Over two months have passed and the federal government has offered no indication that they have complied with the court order. FEMA’s regional offices lack information about whether and when it will resume the BRIC program, and some have indicated that FEMA is taking a “wait and see” approach—contrary to the clear terms of the court’s order. During this time, the federal government has not identified any concrete steps that it has taken to reverse the BRIC termination.
AG Campbell and the coalition are asking the court to enforce the December 11 order by requiring the federal government to make pre-disaster mitigation funds available as required by statute, communicate the status and next steps for current BRIC projects to the states, communicate the reversal of the BRIC termination to all relevant stakeholders, and file status reports with the court outlining any actions taken or planned to comply with the order.
Over the past four years, FEMA has selected nearly 2,000 projects to receive roughly $4.5 billion in BRIC funding nationwide.
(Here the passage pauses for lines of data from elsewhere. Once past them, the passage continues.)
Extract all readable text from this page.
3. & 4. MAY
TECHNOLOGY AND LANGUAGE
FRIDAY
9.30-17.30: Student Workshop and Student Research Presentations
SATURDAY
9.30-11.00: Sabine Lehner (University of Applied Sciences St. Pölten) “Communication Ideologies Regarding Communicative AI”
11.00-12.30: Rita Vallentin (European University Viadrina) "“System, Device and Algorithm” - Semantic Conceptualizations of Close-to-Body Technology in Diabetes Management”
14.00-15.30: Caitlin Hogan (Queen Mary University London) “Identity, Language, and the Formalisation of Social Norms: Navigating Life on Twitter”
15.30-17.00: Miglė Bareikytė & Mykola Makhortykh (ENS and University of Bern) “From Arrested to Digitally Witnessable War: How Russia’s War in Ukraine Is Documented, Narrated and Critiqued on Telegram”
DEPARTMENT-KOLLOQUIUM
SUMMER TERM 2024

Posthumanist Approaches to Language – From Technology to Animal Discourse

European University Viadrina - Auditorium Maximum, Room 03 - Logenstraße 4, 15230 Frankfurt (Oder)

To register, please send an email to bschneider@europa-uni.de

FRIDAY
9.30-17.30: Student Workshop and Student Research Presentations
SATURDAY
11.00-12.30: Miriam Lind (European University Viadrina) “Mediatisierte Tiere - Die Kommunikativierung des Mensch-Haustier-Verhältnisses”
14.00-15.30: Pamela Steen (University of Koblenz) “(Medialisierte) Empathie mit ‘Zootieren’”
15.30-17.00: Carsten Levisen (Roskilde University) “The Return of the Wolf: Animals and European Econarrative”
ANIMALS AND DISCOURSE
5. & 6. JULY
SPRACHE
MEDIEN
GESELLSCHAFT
Communities across the Commonwealth have been awaiting BRIC funds for planning and implementing climate proofing for vulnerable Boston neighborhoods, bridge upgrades in Manchester-by-the-Sea, flood protection efforts for the Blue Line tunnel connecting Logan Airport to Boston, flood and drought protection in Clarksburg, a major coastal flood resilience project in Chelsea and Everett, and critical local hazard mitigation planning for communities across the state, among other essential projects.
Joining AG Campbell in filing this motion, which she co-led with Washington Attorney General Nick Brown, are the attorneys general of Arizona, California, Colorado, Connecticut, Delaware, the District of Columbia, Illinois, Maine, Maryland, Michigan, Minnesota, New Jersey, New Mexico, New York, North Carolina, Oregon, Rhode Island, Vermont, Wisconsin, the governor of the Commonwealth of Pennsylvania, and the governor of the Commonwealth of Kentucky.